The college decided to install an entirely new system, using a district energy model, starting at its Trafalgar Campus in Oakville, Ontario.

Sheridan began by burying more than two miles of pre-insulated pipes that carry pressurized hot water from a central plant to every building on campus. Reciprocating heat and power engines were installed to generate baseload heating for the system, along with a modest amount of electricity. Supplemental boilers provide additional temperature lift on very cold days. In the summer, the engines’ heat can be sent to an absorption chiller that feeds the chilled water network to several campus buildings.

At each building, heat is transferred from the system’s primary loop to each building’s secondary heating system through a Danfoss Energy Transfer Station, or ETS — an interconnected system of heat exchangers, valves, pumps, programmable controller, metering, and piping that draws heat from the primary loop of pipes outside each building to control and feed the building’s secondary heat network. Its controls govern critical temperatures and maximize the combined efficiency of the primary loop and the buildings. A pressure-independent control valve on the primary side of the ETS ensures that the heat exchanger operates efficiently, using an outdoor temperature sensor to modulate the heat transfer process for each building while allowing each building’s heating system to operate independently.

Then, Sheridan began a three-year project to decommission a nearly 50-year-old steam plant, replacing it with the new hot water district heating system.
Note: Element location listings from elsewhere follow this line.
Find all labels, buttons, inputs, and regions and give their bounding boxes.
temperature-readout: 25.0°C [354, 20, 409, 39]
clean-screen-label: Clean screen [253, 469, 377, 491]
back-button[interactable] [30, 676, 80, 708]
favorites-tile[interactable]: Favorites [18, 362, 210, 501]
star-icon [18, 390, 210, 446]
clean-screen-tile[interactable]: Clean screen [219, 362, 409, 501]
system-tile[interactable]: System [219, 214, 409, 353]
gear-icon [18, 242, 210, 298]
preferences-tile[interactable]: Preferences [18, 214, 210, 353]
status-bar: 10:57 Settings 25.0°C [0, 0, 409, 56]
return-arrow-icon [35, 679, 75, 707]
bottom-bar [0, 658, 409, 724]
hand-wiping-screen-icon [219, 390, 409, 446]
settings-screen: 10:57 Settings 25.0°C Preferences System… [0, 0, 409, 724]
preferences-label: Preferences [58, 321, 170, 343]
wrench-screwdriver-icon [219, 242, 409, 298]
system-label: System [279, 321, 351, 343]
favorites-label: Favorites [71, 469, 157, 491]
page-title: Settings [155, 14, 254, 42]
A steam-to-hot-water conversion requires replacement of all steam-generating equipment with a completely new system.

Because each Danfoss ETS arrives ready for start-up with factory-configured and pre-tested controls, they are able to control the heat exchange between the primary loop and the building upon first start. This meant that the period when buildings would be without heat could be minimized and multiple buildings could make the transition to the new district energy system in quick succession.
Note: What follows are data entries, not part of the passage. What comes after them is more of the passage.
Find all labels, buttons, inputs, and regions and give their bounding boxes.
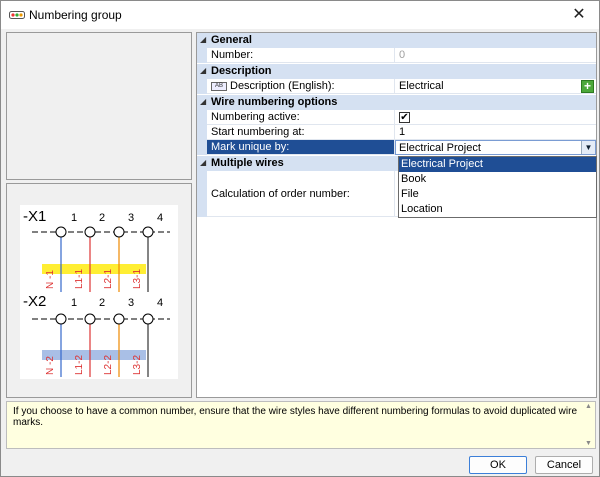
mark-unique-selected: Electrical Project <box>399 142 481 154</box>
collapse-triangle-icon[interactable]: ◢ <box>200 97 206 106</box>
ok-button[interactable]: OK <box>469 456 527 474</box>
group-multiple-label: Multiple wires <box>211 157 284 169</box>
start-numbering-value[interactable]: 1 <box>395 125 596 140</box>
wire-numbering-diagram: -X1 1 2 3 4 N -1 L1-1 L2-1 L3-1 -X2 1 2 … <box>20 205 178 379</box>
title-bar: Numbering group ✕ <box>1 1 599 29</box>
add-translation-plus-icon[interactable]: + <box>581 80 594 93</box>
row-gutter <box>197 140 207 155</box>
language-icon: AB <box>211 81 227 91</box>
numbering-active-cell: ✔ <box>395 110 596 125</box>
preview-panel-top <box>6 32 192 180</box>
close-icon[interactable]: ✕ <box>569 5 589 25</box>
calculation-order-label: Calculation of order number: <box>207 171 395 217</box>
group-general-label: General <box>211 34 252 46</box>
collapse-triangle-icon[interactable]: ◢ <box>200 158 206 167</box>
property-row-number[interactable]: Number: 0 <box>197 48 596 63</box>
numbering-active-label: Numbering active: <box>207 110 395 125</box>
row-gutter <box>197 110 207 125</box>
wire-label-bottom-l3: L3-2 <box>132 355 143 375</box>
dropdown-option-location[interactable]: Location <box>399 202 596 217</box>
dropdown-option-book[interactable]: Book <box>399 172 596 187</box>
row-gutter <box>197 79 207 94</box>
term-top-2: 2 <box>99 212 105 224</box>
wire-label-top-l3: L3-1 <box>132 269 143 289</box>
term-bottom-3: 3 <box>128 297 134 309</box>
row-gutter <box>197 125 207 140</box>
connector-x2-label: -X2 <box>23 293 46 310</box>
group-description[interactable]: ◢ Description <box>197 64 596 79</box>
help-scrollbar[interactable]: ▲ ▼ <box>583 402 595 448</box>
group-general[interactable]: ◢ General <box>197 33 596 48</box>
highlight-band-top <box>42 264 146 274</box>
term-top-1: 1 <box>71 212 77 224</box>
term-bottom-1: 1 <box>71 297 77 309</box>
property-row-start[interactable]: Start numbering at: 1 <box>197 125 596 140</box>
property-row-mark-unique[interactable]: Mark unique by: Electrical Project ▼ <box>197 140 596 155</box>
term-bottom-4: 4 <box>157 297 163 309</box>
term-top-4: 4 <box>157 212 163 224</box>
scroll-up-icon[interactable]: ▲ <box>585 403 592 410</box>
scroll-down-icon[interactable]: ▼ <box>585 440 592 447</box>
dropdown-option-electrical-project[interactable]: Electrical Project <box>399 157 596 172</box>
wire-label-bottom-l1: L1-2 <box>74 355 85 375</box>
dropdown-option-file[interactable]: File <box>399 187 596 202</box>
property-row-description[interactable]: AB Description (English): Electrical + <box>197 79 596 94</box>
property-row-numbering-active[interactable]: Numbering active: ✔ <box>197 110 596 125</box>
window-title: Numbering group <box>29 8 122 22</box>
number-value: 0 <box>395 48 596 63</box>
group-wire-label: Wire numbering options <box>211 96 338 108</box>
numbering-group-icon <box>9 11 25 19</box>
mark-unique-dropdown-list: Electrical Project Book File Location <box>398 156 597 218</box>
numbering-active-checkbox[interactable]: ✔ <box>399 112 410 123</box>
collapse-triangle-icon[interactable]: ◢ <box>200 35 206 44</box>
dropdown-arrow-icon[interactable]: ▼ <box>581 141 595 154</box>
term-top-3: 3 <box>128 212 134 224</box>
wire-label-bottom-n: N -2 <box>45 356 56 375</box>
group-wire-numbering[interactable]: ◢ Wire numbering options <box>197 95 596 110</box>
description-label: Description (English): <box>230 80 335 92</box>
group-description-label: Description <box>211 65 272 77</box>
cancel-button[interactable]: Cancel <box>535 456 593 474</box>
help-text-panel: If you choose to have a common number, e… <box>6 401 596 449</box>
row-gutter <box>197 171 207 217</box>
collapse-triangle-icon[interactable]: ◢ <box>200 66 206 75</box>
wire-label-top-n: N -1 <box>45 270 56 289</box>
start-numbering-label: Start numbering at: <box>207 125 395 140</box>
wire-label-top-l1: L1-1 <box>74 269 85 289</box>
description-label-cell: AB Description (English): <box>207 79 395 94</box>
description-value[interactable]: Electrical <box>395 79 596 94</box>
connector-x1-label: -X1 <box>23 208 46 225</box>
preview-panel-bottom: -X1 1 2 3 4 N -1 L1-1 L2-1 L3-1 -X2 1 2 … <box>6 183 192 398</box>
row-gutter <box>197 48 207 63</box>
number-label: Number: <box>207 48 395 63</box>
mark-unique-combobox[interactable]: Electrical Project ▼ <box>395 140 596 155</box>
help-text: If you choose to have a common number, e… <box>13 406 578 428</box>
wire-label-top-l2: L2-1 <box>103 269 114 289</box>
dialog-window: Numbering group ✕ -X1 1 2 3 4 N -1 L1-1 … <box>0 0 600 477</box>
wire-label-bottom-l2: L2-2 <box>103 355 114 375</box>
mark-unique-label: Mark unique by: <box>207 140 395 155</box>
highlight-band-bottom <box>42 350 146 360</box>
term-bottom-2: 2 <box>99 297 105 309</box>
Danfoss customized the pipe network on each ETS to fit the conditions in each mechanical room, minimizing delays in connecting the new equipment. It also enabled quick movement of complete energy transfer stations into the tight spaces of the existing system. Startup took only a couple of hours per unit.

Prior to the switch to district energy, the college’s steam plant was losing about 65% of the heat it generated. Following the conversion to the hot water system, natural gas consumption was reduced by 20%, which equates to an annual carbon reduction of 530 metric tons.

Looking ahead, Sheridan’s district heating system creates an energy network where heat could be recovered — for example, from a local ice rink or the college’s glass-blowing studio — and supplied to other buildings in the district.